12.3 Exercises#

For the exercises we will use another mock-dataset. Assume the following scenario:

A research team tested a new therapy for reducing perceived stress over the course of 30 days. The generated data includes 200 stress level measures on a scale from 0 (no stress) to 100 (strong stress) at different time points after therapy start.

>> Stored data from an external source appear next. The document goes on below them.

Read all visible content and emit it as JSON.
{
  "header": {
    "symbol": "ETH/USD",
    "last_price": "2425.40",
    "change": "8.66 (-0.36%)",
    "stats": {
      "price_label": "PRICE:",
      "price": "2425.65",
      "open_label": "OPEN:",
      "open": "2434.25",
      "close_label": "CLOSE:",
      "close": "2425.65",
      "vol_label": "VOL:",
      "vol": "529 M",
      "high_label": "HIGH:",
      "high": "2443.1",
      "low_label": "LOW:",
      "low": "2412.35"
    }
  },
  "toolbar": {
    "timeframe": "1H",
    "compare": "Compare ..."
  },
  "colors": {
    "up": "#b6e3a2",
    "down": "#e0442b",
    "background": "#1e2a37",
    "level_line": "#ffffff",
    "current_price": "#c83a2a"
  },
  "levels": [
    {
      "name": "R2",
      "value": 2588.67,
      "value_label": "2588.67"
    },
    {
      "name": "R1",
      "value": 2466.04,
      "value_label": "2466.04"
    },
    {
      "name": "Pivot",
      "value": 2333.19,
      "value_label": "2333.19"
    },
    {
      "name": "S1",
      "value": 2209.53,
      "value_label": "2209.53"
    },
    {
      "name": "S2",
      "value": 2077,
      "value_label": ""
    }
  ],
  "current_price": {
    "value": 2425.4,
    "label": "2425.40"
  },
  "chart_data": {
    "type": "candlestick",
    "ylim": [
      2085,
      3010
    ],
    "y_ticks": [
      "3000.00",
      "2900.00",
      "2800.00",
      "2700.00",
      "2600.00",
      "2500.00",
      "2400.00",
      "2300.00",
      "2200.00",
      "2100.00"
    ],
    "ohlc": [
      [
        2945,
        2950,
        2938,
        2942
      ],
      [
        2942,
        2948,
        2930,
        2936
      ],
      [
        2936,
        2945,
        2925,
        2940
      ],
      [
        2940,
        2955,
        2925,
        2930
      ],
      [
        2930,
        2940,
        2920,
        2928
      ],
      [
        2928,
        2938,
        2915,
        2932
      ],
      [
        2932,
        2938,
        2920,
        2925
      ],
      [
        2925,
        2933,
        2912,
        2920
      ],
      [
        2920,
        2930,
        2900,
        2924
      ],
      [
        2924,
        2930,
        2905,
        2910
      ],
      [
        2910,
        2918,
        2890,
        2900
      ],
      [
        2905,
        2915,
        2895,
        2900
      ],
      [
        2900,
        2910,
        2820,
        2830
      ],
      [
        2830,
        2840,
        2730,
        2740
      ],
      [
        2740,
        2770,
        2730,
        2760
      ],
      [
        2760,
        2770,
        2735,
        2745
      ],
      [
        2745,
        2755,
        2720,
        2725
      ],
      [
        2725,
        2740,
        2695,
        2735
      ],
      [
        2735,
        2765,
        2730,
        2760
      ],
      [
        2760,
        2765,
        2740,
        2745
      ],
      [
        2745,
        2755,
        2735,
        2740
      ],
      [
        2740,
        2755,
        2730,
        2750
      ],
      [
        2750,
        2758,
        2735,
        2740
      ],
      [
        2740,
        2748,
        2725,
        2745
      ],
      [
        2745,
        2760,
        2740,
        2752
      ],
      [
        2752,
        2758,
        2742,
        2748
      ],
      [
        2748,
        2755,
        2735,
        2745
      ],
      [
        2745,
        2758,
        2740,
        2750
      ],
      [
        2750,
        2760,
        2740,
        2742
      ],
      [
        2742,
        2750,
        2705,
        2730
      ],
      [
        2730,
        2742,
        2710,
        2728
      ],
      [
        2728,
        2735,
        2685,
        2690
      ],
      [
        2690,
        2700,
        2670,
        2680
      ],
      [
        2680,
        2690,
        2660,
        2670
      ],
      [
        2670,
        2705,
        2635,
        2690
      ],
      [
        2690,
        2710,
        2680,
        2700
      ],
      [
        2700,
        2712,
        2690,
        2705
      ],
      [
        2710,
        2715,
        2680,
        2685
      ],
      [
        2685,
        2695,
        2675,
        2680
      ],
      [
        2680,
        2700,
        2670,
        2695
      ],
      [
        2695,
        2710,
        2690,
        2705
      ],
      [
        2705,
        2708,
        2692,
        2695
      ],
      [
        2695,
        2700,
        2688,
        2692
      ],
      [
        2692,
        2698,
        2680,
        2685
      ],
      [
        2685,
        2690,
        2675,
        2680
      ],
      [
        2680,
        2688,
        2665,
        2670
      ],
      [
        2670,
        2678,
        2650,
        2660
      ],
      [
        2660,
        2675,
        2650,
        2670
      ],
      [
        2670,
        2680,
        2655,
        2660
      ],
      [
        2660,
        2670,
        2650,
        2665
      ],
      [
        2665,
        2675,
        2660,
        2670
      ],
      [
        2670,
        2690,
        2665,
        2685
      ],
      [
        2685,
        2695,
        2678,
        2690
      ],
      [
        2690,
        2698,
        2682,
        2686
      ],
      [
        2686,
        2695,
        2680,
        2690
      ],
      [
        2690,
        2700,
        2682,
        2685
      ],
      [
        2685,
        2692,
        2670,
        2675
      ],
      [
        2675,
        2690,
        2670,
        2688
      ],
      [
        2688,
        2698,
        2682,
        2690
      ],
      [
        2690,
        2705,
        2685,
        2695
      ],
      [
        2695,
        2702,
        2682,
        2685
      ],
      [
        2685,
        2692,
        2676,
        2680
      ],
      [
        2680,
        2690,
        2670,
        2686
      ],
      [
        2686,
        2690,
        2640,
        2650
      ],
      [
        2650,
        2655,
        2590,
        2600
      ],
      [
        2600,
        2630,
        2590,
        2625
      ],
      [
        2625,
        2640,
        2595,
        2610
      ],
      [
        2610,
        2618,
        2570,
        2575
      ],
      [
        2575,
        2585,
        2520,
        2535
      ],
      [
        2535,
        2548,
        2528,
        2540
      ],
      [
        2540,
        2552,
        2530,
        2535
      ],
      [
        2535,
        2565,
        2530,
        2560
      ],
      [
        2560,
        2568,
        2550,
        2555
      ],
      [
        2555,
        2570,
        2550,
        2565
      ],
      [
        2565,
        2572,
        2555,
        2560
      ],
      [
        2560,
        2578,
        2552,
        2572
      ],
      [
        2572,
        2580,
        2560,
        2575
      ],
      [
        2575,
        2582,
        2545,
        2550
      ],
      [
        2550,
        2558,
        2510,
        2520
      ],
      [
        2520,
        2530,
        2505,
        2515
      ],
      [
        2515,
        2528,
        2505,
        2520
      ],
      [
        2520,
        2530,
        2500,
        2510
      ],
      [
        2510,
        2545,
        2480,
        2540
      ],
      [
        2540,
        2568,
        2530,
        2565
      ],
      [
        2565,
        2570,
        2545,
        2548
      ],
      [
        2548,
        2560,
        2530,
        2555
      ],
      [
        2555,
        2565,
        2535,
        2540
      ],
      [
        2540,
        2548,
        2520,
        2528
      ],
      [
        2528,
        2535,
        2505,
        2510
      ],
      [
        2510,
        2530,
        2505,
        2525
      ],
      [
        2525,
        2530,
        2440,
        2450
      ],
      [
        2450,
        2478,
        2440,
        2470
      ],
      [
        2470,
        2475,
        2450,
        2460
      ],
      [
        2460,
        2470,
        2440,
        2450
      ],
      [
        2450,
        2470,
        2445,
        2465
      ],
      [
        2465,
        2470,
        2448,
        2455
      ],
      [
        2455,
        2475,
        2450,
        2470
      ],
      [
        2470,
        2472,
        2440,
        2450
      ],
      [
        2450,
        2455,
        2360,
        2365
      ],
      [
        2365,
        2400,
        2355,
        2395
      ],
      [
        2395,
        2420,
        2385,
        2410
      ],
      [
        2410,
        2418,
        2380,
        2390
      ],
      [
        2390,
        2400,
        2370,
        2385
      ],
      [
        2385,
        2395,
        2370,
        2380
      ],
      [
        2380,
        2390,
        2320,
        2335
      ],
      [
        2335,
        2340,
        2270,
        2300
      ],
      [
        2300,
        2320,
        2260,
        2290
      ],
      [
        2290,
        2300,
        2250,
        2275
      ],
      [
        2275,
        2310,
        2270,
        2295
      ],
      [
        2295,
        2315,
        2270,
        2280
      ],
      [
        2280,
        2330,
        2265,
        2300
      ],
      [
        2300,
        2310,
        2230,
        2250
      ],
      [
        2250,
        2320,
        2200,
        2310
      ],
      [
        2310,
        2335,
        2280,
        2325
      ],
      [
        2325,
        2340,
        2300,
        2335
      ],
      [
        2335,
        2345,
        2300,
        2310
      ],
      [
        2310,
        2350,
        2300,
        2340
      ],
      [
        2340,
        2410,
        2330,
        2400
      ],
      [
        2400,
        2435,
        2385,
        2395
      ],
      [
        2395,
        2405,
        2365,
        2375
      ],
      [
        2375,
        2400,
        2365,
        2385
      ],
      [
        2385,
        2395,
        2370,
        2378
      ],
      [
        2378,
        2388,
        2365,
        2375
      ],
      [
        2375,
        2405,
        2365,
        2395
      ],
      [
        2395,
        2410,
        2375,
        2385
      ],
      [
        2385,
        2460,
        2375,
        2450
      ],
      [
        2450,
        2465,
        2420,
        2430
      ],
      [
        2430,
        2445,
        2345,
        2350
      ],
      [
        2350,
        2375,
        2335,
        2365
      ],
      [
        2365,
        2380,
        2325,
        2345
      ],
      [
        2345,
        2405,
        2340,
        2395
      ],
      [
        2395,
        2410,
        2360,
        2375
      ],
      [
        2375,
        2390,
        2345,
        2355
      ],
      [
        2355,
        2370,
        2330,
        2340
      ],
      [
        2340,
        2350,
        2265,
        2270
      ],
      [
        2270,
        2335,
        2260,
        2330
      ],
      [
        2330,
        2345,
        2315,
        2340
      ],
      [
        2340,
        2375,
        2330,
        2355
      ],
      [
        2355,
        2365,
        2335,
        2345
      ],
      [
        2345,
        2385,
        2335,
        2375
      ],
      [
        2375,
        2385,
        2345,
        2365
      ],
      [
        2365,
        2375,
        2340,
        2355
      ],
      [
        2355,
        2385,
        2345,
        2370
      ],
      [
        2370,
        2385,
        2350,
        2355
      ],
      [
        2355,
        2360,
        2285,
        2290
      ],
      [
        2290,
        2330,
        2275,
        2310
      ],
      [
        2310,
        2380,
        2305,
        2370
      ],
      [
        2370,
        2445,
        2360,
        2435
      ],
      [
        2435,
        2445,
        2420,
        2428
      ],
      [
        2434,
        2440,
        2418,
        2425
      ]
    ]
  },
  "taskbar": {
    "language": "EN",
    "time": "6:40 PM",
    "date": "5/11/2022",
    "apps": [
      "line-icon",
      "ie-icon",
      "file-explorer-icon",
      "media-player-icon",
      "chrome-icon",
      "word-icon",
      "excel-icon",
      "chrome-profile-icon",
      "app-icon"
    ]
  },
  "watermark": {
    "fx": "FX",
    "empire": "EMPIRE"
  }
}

The data is stored in two columns:

  • days: The day of the measurement (0 to 30) after therapy start

  • stress: The perceived stress level (0–100)

import numpy as np
import pandas as pd
import matplotlib.pyplot as plt
import seaborn as sns

# ----------------------------------------
# Simulate "Stress Reduction Therapy" Data
# ---------------------------------------- 
np.random.seed(42)

# Create data
n_points = 200
days = np.linspace(0, 30, n_points)
x_shifted = days - 15
true_stress = -((x_shifted**3) / 60 - x_shifted) + 50

# Add random noise and ensure scores between 0 and 100
noise = np.random.normal(0, 6.0, size=n_points)
stress = true_stress + noise
stress = np.clip(stress, 0, 100)

# Plot the data
fig, ax = plt.subplots()
sns.scatterplot(x=days, y=stress, alpha=0.6, ax=ax)
ax.set(xlabel='Days', ylabel='Stress', title='Stress Reduction Therapy');
../../../_images/1431027df6538fee3b491be7431f18c05fc37a59b26da536aa97512e674cf79a.png

Exercise 1: Fitting a linear model#

Please fit a simple linear regression model to predict stress based on days. Please use the syntax as introduced in the previous chapters using PolynomialFeatures so it will be easy to explore higher-order models later.

You tasks are:

  1. Create features for a linear regression using PolynomialFeatures

  2. Fit a linear model

  3. Print and discuss the model summary

  4. Plot the regression line on top of the data

  5. Create a second plot for the residuals (either as a subplot or as two separate plots). Answer the following questions:

    • Are there patterns in the residuals that suggest the model is missing curvature?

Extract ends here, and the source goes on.